La douceur de sa voix, la protection que lui offraient ses bras et ses paroles sincères décidèrent Lilith.

- Docteur Cargent ?!

L’étincelle qui animait les yeux du général montrait sa satisfaction, appuyée par un léger hochement de tête involontaire. Il s’éloigna à son tour, sur les pas du cuisinier.

- Avant d’arriver ici tu m’as demandé quelles étaient les raisons qui avaient poussé un médecin à devenir un religieux. Tu te souviens de ce que je t’ai dit ?

- Que c’est le religieux qui avait voulu devenir médecin, acquiesça-t-elle.

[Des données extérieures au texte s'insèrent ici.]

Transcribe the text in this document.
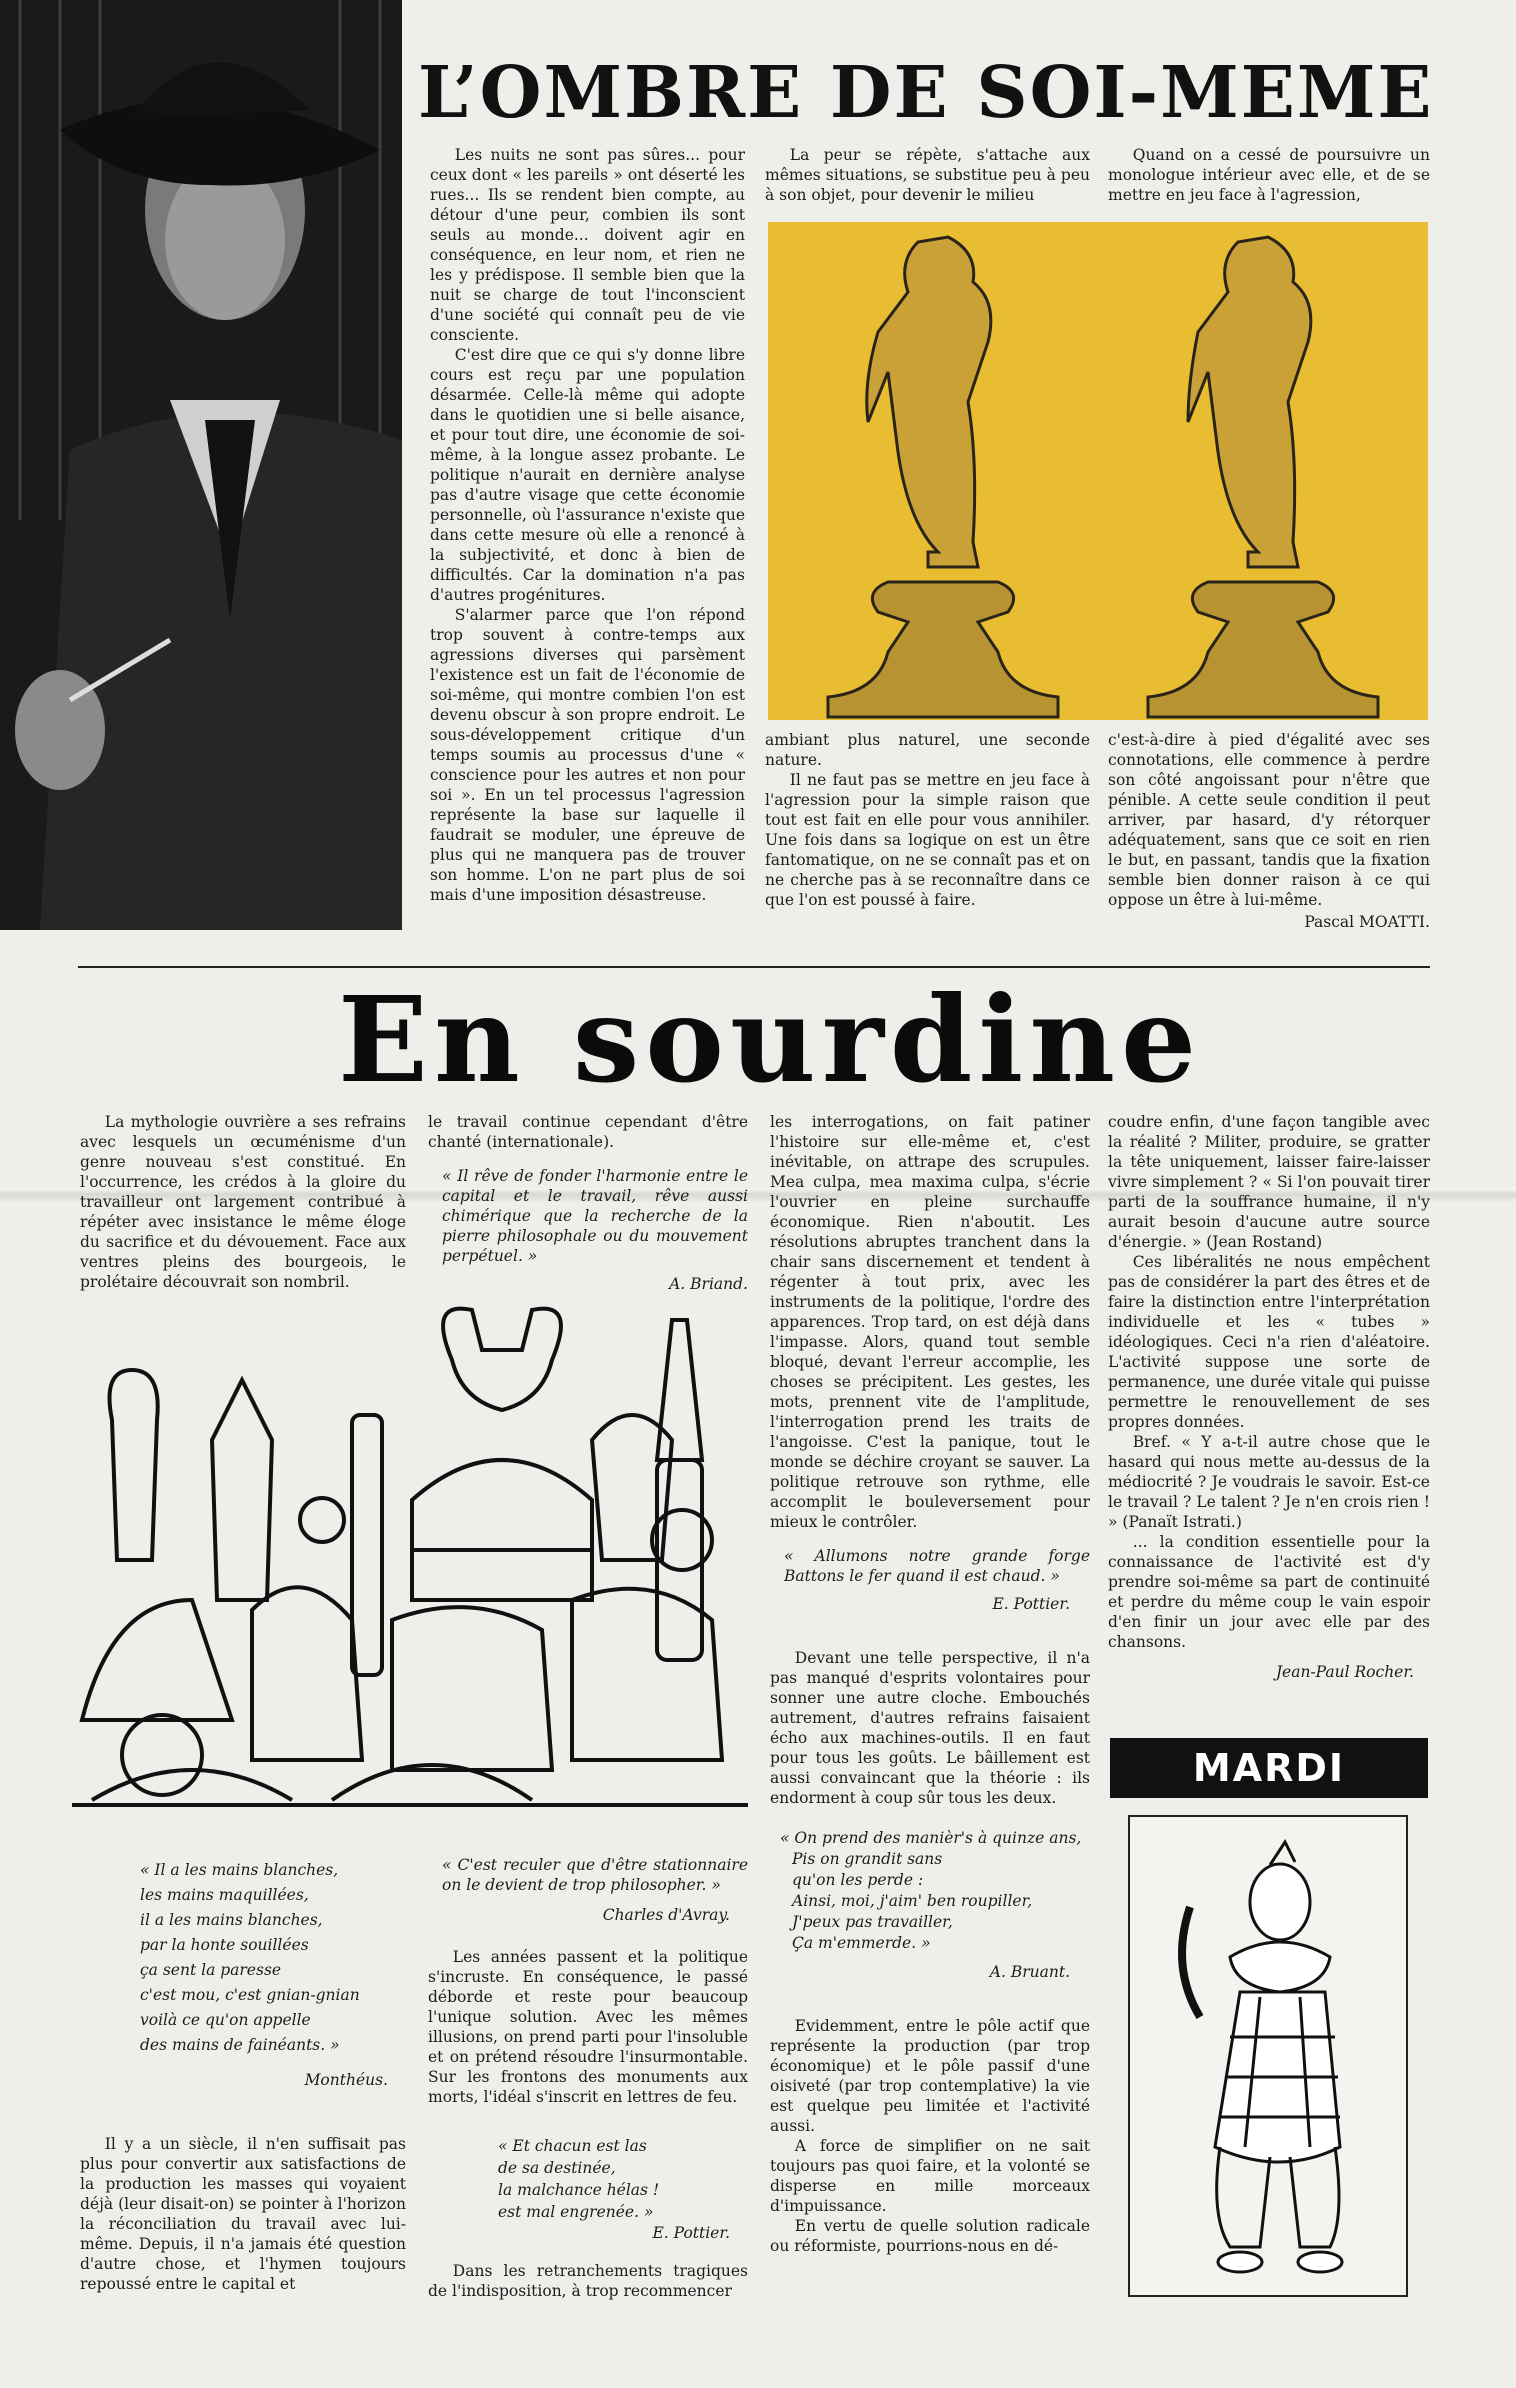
L’OMBRE DE SOI-MEME

Les nuits ne sont pas sûres... pour ceux dont « les pareils » ont déserté les rues... Ils se rendent bien compte, au détour d'une peur, combien ils sont seuls au monde... doivent agir en conséquence, en leur nom, et rien ne les y prédispose. Il semble bien que la nuit se charge de tout l'inconscient d'une société qui connaît peu de vie consciente.

C'est dire que ce qui s'y donne libre cours est reçu par une population désarmée. Celle-là même qui adopte dans le quotidien une si belle aisance, et pour tout dire, une économie de soi-même, à la longue assez probante. Le politique n'aurait en dernière analyse pas d'autre visage que cette économie personnelle, où l'assurance n'existe que dans cette mesure où elle a renoncé à la subjectivité, et donc à bien de difficultés. Car la domination n'a pas d'autres progénitures.

S'alarmer parce que l'on répond trop souvent à contre-temps aux agressions diverses qui parsèment l'existence est un fait de l'économie de soi-même, qui montre combien l'on est devenu obscur à son propre endroit. Le sous-développement critique d'un temps soumis au processus d'une « conscience pour les autres et non pour soi ». En un tel processus l'agression représente la base sur laquelle il faudrait se moduler, une épreuve de plus qui ne manquera pas de trouver son homme. L'on ne part plus de soi mais d'une imposition désastreuse.

La peur se répète, s'attache aux mêmes situations, se substitue peu à peu à son objet, pour devenir le milieu

Quand on a cessé de poursuivre un monologue intérieur avec elle, et de se mettre en jeu face à l'agression,

ambiant plus naturel, une seconde nature.

Il ne faut pas se mettre en jeu face à l'agression pour la simple raison que tout est fait en elle pour vous annihiler. Une fois dans sa logique on est un être fantomatique, on ne se connaît pas et on ne cherche pas à se reconnaître dans ce que l'on est poussé à faire.

c'est-à-dire à pied d'égalité avec ses connotations, elle commence à perdre son côté angoissant pour n'être que pénible. A cette seule condition il peut arriver, par hasard, d'y rétorquer adéquatement, sans que ce soit en rien le but, en passant, tandis que la fixation semble bien donner raison à ce qui oppose un être à lui-même.

Pascal MOATTI.

En sourdine

La mythologie ouvrière a ses refrains avec lesquels un œcuménisme d'un genre nouveau s'est constitué. En l'occurrence, les crédos à la gloire du travailleur ont largement contribué à répéter avec insistance le même éloge du sacrifice et du dévouement. Face aux ventres pleins des bourgeois, le prolétaire découvrait son nombril.

le travail continue cependant d'être chanté (internationale).

« Il rêve de fonder l'harmonie entre le capital et le travail, rêve aussi chimérique que la recherche de la pierre philosophale ou du mouvement perpétuel. »

A. Briand.

« Il a les mains blanches,

les mains maquillées,

il a les mains blanches,

par la honte souillées

ça sent la paresse

c'est mou, c'est gnian-gnian

voilà ce qu'on appelle

des mains de fainéants. »

Monthéus.

Il y a un siècle, il n'en suffisait pas plus pour convertir aux satisfactions de la production les masses qui voyaient déjà (leur disait-on) se pointer à l'horizon la réconciliation du travail avec lui-même. Depuis, il n'a jamais été question d'autre chose, et l'hymen toujours repoussé entre le capital et

« C'est reculer que d'être stationnaire on le devient de trop philosopher. »

Charles d'Avray.

Les années passent et la politique s'incruste. En conséquence, le passé déborde et reste pour beaucoup l'unique solution. Avec les mêmes illusions, on prend parti pour l'insoluble et on prétend résoudre l'insurmontable. Sur les frontons des monuments aux morts, l'idéal s'inscrit en lettres de feu.

« Et chacun est las

de sa destinée,

la malchance hélas !

est mal engrenée. »

E. Pottier.

Dans les retranchements tragiques de l'indisposition, à trop recommencer

les interrogations, on fait patiner l'histoire sur elle-même et, c'est inévitable, on attrape des scrupules. Mea culpa, mea maxima culpa, s'écrie l'ouvrier en pleine surchauffe économique. Rien n'aboutit. Les résolutions abruptes tranchent dans la chair sans discernement et tendent à régenter à tout prix, avec les instruments de la politique, l'ordre des apparences. Trop tard, on est déjà dans l'impasse. Alors, quand tout semble bloqué, devant l'erreur accomplie, les choses se précipitent. Les gestes, les mots, prennent vite de l'amplitude, l'interrogation prend les traits de l'angoisse. C'est la panique, tout le monde se déchire croyant se sauver. La politique retrouve son rythme, elle accomplit le bouleversement pour mieux le contrôler.

« Allumons notre grande forge Battons le fer quand il est chaud. »

E. Pottier.

Devant une telle perspective, il n'a pas manqué d'esprits volontaires pour sonner une autre cloche. Embouchés autrement, d'autres refrains faisaient écho aux machines-outils. Il en faut pour tous les goûts. Le bâillement est aussi convaincant que la théorie : ils endorment à coup sûr tous les deux.

« On prend des manièr's à quinze ans,

Pis on grandit sans

qu'on les perde :

Ainsi, moi, j'aim' ben roupiller,

J'peux pas travailler,

Ça m'emmerde. »

A. Bruant.

Evidemment, entre le pôle actif que représente la production (par trop économique) et le pôle passif d'une oisiveté (par trop contemplative) la vie est quelque peu limitée et l'activité aussi.

A force de simplifier on ne sait toujours pas quoi faire, et la volonté se disperse en mille morceaux d'impuissance.

En vertu de quelle solution radicale ou réformiste, pourrions-nous en dé-

coudre enfin, d'une façon tangible avec la réalité ? Militer, produire, se gratter la tête uniquement, laisser faire-laisser vivre simplement ? « Si l'on pouvait tirer parti de la souffrance humaine, il n'y aurait besoin d'aucune autre source d'énergie. » (Jean Rostand)

Ces libéralités ne nous empêchent pas de considérer la part des êtres et de faire la distinction entre l'interprétation individuelle et les « tubes » idéologiques. Ceci n'a rien d'aléatoire. L'activité suppose une sorte de permanence, une durée vitale qui puisse permettre le renouvellement de ses propres données.

Bref. « Y a-t-il autre chose que le hasard qui nous mette au-dessus de la médiocrité ? Je voudrais le savoir. Est-ce le travail ? Le talent ? Je n'en crois rien ! » (Panaït Istrati.)

... la condition essentielle pour la connaissance de l'activité est d'y prendre soi-même sa part de continuité et perdre du même coup le vain espoir d'en finir un jour avec elle par des chansons.

Jean-Paul Rocher.

MARDI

- Parce que j’avais commis des erreurs que j’espérais ainsi racheter, approuva-t-il en lui rappelant son histoire.

Elle le vit hésiter un instant, rassemblant ses idées et son courage, avant de se lancer.

- Ma véritable erreur n’est pas celle que je pensais alors, le religieux en devenir que j’étais a certes commis des fautes, mais j’ai enfin compris que c’est le médecin que je suis devenu par la suite qui a fait les pires. Je n’ai pas été capable d’assumer mes fautes et en ce sens, j’ai fui mes responsabilités. J’ai compris, depuis peu, que c’est la véritable raison qui m’a fait devenir médecin, quelles que soient les justifications que je m’inventais. Celui que j’étais alors n’a pas cherché à faire pénitence en embrassant la médecine. Il a plongé dans la médecine par lâcheté. Pour oublier le Père Gabriel. Pour devenir aux yeux de tous le Docteur Cargent. Il est devenu une autre personne dont je pensais n’avoir point à rougir. Il a fui. J’ai fui.

Il observa Lilith, jaugeant ses réactions. Puis ajouta, en se moquant de lui-même.

- Je pensais aller de l’avant en récupérant le nom que je tiens de mon père. Comme si je pouvais effacer de l’ardoise mes années monacales et recommencer comme si de rien n’était. Comme j’étais jeune et naïf.

Il prit ses mains et les serra dans les siennes. Ému. Elle avait l’impression que les murs qui la séparaient du Docteur Cargent se faisaient moins hauts, moins épais, moins infranchissables. Une question demeurait cependant.

- Mais vous vous êtes présenté à moi en tant que Père Gabriel, non en tant que Docteur Cargent.

- En effet, sourit-il. Je travaille encore à me pardonner, tu te souviens ? J’ai emprunté cette route plus récemment que tu ne le penses. Peu de temps avant de te rencontrer. Le Général et moi nous connaissons depuis quelques années, nos chemins se sont croisés ici même. Ce n’est pas la première année que je passe l’hiver dans le camp pour gérer le quartier infirmier. L’an dernier, il m’a posé la même question que toi : pourquoi j’étais devenu médecin. C’est à ce moment que j’ai eu une prise de conscience. Au départ des garnisons, j’ai décidé d’arrêter de fuir et de renouer avec la religion et celui que je suis. J’ai fait une sorte de pèlerinage en remontant le temps via différents monastères et couvents. C’est ainsi que je t’ai trouvé…

- Pour le Général vous êtes le docteur Cargent et pour moi le Père Gabriel remarqua-t-elle un peu déboussolée en se souvenant de toutes les fois où le général l’avait interpellé.

Il sourit,

- J’ai renoué avec ces deux parts de moi-même, mais j’ai encore du mal à les faire coexister. D’autant plus que la plupart des gens ne me connaissent que sous l’une ou l’autre de mes fonctions. Ne pense pas que j’essaye de t’éloigner de moi ou te mettre de côté. Docteur Cargent, comme Père Gabriel a besoin de toi. J’ai besoin de toi.

Lilith sentit les nuages qui l’oppressaient s’éclaircir. Elle ne put retenir le sourire qui fendit son visage. Il embrassa son front, soulagé, d’au moins un poids.

Depuis les cuisines, le général les observait, touché, même s’il ne l’aurait jamais admis devant eux. Père Gabriel, Docteur Cargent, peu lui importait. Pour lui, il n’y avait qu’un homme, bien plus jeune qu’il ne le laissait voir. Un homme d’empathie et de tendresse au passé douloureux. Auprès de cette enfant, quelques pas avaient été franchis et bien d’autres restaient à faire.